With the increasing number of non-banking providers entering the payments space—a recent example being Google’s move into checking—those four areas will be critical for traditional financial institutions to grow and maintain their deposit base and differentiate themselves from fintech competitors.
Challenges consumers face regarding accessing check funds— and how Fiserv hopes to solve them
The challenges consumers face regarding accessing checking funds aren’t new. As Nason put it: “Everyone at one point in their life has made a deposit and hoped it would clear before another check they wrote actually came into the bank.” Major challenges include the typical two to three day delay and resulting unavailability of funds, a lack of understanding of financial institutions’ funds availability policies, and confusion around the timing of these deposits.
While these challenges have been ongoing for years, there is one thing that is new: the solutions created to solve them. Fiserv specifically has tackled the problem of delayed access to check funds by launching its Immediate Funds solution.
Fiserv’s Immediate Funds solution enables instant check access
Fiserv’s Immediate Funds product addresses these challenges by creating a model that makes funds from qualified checks available immediately. Fiserv uses analytics based on a database to determine whether a deposit will be approved for immediate funds— and a vast majority are. The offer rate is in excess of 90%.
Consumers who do not get approved for immediate funds aren’t forced to experience the feeling of rejection, however. While Fiserv proactively makes the offer of immediate funds access for a fee to qualified consumers, their check will simply go down the normal deposit path if they aren’t qualified.

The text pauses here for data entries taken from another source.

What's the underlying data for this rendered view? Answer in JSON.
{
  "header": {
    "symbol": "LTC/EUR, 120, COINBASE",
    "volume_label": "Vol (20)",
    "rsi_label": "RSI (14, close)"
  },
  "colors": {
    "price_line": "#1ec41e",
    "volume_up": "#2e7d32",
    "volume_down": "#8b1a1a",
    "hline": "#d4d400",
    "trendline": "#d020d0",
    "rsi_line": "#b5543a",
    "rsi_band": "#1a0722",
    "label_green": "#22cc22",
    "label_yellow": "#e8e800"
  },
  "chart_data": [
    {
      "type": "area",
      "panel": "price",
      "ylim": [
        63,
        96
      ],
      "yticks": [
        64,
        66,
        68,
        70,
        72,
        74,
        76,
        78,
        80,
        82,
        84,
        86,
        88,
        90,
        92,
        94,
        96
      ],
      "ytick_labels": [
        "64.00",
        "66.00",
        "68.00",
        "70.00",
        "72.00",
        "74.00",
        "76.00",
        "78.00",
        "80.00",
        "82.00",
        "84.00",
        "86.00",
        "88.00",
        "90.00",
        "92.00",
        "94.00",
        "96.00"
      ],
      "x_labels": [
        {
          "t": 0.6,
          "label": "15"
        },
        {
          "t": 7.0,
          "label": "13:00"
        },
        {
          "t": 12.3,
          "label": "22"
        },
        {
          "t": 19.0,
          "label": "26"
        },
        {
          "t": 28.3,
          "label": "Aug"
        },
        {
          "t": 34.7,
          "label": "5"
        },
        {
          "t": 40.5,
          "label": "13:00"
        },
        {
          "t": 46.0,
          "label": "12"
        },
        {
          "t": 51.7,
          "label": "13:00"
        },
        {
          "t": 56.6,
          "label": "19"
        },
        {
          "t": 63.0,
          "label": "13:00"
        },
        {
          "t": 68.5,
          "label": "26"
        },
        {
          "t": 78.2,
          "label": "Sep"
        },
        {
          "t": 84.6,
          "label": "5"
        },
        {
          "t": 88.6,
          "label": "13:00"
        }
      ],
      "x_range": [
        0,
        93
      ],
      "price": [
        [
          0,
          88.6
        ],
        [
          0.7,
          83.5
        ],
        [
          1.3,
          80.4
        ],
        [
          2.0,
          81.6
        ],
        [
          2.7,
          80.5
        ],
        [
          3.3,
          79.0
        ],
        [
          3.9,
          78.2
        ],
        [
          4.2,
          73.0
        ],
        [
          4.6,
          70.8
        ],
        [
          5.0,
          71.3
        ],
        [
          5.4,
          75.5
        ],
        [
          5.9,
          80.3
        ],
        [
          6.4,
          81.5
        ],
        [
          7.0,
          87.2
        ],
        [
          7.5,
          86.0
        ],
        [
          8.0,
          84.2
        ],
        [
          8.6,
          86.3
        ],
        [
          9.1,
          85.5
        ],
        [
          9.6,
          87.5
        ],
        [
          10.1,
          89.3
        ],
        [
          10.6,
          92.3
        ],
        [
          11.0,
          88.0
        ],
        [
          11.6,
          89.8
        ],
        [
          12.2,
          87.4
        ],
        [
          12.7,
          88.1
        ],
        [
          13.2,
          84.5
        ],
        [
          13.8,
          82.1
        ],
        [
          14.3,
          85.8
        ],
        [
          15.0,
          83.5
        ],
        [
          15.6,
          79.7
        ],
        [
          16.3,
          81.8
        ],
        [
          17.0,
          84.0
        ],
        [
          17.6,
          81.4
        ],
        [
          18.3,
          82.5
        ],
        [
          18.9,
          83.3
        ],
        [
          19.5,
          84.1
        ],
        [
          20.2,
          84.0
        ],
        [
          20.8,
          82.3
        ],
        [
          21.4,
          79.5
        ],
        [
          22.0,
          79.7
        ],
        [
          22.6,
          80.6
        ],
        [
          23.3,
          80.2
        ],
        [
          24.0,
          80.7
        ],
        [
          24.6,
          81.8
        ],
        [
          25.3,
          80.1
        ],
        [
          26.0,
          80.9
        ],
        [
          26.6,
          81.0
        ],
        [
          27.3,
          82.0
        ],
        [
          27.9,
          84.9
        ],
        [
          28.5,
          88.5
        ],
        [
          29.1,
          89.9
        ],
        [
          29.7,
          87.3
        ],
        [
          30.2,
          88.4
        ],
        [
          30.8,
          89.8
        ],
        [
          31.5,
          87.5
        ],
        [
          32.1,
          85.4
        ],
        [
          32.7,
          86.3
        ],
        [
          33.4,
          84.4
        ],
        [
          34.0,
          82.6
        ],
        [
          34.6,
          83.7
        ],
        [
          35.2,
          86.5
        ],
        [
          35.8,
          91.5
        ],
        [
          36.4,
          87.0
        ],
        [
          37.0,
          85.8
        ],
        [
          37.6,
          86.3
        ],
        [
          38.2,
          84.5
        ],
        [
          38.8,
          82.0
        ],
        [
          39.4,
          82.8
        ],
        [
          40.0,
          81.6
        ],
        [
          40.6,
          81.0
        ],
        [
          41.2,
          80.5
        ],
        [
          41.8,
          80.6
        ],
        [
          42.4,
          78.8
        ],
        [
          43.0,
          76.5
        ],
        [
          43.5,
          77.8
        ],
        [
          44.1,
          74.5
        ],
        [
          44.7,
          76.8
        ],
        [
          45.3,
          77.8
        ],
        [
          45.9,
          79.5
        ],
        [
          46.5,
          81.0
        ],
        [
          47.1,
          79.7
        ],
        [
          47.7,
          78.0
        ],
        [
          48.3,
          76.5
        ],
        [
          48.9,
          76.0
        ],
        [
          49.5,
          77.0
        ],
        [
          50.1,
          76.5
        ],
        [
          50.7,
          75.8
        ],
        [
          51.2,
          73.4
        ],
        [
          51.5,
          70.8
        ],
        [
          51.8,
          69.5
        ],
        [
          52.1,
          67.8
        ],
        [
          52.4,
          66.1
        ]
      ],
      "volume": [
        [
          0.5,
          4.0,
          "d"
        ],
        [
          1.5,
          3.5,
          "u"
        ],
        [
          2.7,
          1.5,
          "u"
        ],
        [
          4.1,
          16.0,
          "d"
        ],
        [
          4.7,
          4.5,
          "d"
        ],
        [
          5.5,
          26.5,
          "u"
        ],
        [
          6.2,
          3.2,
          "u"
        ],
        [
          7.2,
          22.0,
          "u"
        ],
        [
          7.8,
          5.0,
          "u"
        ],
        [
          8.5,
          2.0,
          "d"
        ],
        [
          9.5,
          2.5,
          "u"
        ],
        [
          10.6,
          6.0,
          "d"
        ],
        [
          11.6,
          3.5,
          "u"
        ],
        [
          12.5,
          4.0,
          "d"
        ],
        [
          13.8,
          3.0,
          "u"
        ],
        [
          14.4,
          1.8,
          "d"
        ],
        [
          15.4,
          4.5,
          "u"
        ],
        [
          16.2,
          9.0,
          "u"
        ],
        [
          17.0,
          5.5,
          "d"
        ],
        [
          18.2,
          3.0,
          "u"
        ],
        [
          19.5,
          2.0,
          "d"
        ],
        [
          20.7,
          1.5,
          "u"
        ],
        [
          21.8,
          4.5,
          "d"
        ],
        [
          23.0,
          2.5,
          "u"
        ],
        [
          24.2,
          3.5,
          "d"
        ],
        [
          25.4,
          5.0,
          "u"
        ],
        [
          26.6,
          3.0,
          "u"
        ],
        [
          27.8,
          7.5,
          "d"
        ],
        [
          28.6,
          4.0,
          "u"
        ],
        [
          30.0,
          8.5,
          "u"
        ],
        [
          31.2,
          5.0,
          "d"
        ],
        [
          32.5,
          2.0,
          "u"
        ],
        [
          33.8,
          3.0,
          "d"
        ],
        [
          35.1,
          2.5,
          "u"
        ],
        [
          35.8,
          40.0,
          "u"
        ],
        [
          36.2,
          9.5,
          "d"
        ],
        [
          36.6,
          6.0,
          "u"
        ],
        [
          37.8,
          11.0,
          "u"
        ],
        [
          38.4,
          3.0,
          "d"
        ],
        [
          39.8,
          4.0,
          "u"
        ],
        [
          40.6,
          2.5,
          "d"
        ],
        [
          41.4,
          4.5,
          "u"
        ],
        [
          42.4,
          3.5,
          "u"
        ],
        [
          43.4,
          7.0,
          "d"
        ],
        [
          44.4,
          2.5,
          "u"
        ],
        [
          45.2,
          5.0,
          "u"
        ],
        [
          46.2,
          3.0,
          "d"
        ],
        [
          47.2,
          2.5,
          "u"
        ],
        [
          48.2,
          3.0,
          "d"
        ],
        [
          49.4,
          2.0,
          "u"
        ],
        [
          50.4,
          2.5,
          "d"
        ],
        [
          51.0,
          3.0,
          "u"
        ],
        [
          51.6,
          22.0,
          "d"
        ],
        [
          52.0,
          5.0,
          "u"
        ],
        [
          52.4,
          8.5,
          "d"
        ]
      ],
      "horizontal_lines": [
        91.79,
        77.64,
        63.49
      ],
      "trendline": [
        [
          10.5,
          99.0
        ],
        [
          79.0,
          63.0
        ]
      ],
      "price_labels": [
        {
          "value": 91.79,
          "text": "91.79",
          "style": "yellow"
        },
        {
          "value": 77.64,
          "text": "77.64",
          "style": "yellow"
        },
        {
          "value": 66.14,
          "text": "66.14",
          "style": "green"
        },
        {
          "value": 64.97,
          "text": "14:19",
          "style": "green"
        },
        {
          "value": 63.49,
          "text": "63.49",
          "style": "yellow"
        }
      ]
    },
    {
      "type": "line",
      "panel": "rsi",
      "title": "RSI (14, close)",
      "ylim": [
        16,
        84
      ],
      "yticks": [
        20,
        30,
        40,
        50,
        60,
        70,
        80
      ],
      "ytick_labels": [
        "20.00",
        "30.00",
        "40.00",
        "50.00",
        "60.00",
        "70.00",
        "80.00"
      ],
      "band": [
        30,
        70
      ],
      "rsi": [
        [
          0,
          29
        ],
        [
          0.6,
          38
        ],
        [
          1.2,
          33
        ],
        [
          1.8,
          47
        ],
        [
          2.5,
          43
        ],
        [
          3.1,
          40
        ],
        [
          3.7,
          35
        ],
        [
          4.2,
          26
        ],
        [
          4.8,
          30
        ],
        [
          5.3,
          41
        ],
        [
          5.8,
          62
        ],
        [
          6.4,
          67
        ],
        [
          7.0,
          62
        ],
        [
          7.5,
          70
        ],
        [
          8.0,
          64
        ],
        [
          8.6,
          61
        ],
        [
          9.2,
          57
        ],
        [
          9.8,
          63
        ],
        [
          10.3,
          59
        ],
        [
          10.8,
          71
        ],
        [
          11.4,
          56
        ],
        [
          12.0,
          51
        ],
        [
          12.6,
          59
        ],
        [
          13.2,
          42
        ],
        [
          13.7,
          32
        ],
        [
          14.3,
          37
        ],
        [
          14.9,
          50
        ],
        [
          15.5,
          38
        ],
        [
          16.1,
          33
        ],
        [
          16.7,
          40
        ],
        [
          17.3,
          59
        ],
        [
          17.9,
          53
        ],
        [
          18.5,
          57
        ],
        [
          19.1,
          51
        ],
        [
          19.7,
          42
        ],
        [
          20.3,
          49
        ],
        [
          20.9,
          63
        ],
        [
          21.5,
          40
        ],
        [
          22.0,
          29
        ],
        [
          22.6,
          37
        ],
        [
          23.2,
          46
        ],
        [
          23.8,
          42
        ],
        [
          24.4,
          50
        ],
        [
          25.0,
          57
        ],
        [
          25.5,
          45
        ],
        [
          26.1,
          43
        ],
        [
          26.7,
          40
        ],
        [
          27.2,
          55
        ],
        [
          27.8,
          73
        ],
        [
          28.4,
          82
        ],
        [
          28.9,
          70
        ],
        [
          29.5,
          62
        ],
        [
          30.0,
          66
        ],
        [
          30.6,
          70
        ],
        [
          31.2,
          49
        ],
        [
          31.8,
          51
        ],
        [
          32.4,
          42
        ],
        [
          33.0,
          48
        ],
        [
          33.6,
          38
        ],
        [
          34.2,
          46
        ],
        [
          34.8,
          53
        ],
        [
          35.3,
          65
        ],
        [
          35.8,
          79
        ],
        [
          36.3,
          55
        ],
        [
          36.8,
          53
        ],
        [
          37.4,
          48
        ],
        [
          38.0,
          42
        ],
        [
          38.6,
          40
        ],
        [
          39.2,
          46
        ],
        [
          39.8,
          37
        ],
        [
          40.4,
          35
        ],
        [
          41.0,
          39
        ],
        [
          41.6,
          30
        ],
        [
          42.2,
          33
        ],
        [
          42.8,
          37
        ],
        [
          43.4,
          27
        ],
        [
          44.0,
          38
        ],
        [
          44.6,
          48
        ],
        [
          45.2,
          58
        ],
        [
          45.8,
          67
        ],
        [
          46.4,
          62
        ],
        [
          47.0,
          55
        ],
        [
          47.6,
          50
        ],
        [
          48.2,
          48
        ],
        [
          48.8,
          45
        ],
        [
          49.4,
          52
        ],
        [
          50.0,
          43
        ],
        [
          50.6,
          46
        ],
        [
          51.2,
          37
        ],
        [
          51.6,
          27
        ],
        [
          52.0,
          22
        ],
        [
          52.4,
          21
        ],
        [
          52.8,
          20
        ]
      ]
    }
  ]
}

On top of that, Fiserv designed the system and process to exclude consumers’ personal identifiable information. It makes decisions around items, not consumers, meaning that institutions and consumers alike don’t have to worry about personal information being improperly managed.
Conclusion
Ultimately, even the long-established practice of depositing checks has exciting new solutions designed to meet the needs of modern consumers. Fiserv’s Immediate Funds addresses the challenges faced by consumers and businesses that need access to funds more quickly than traditional check deposits allow.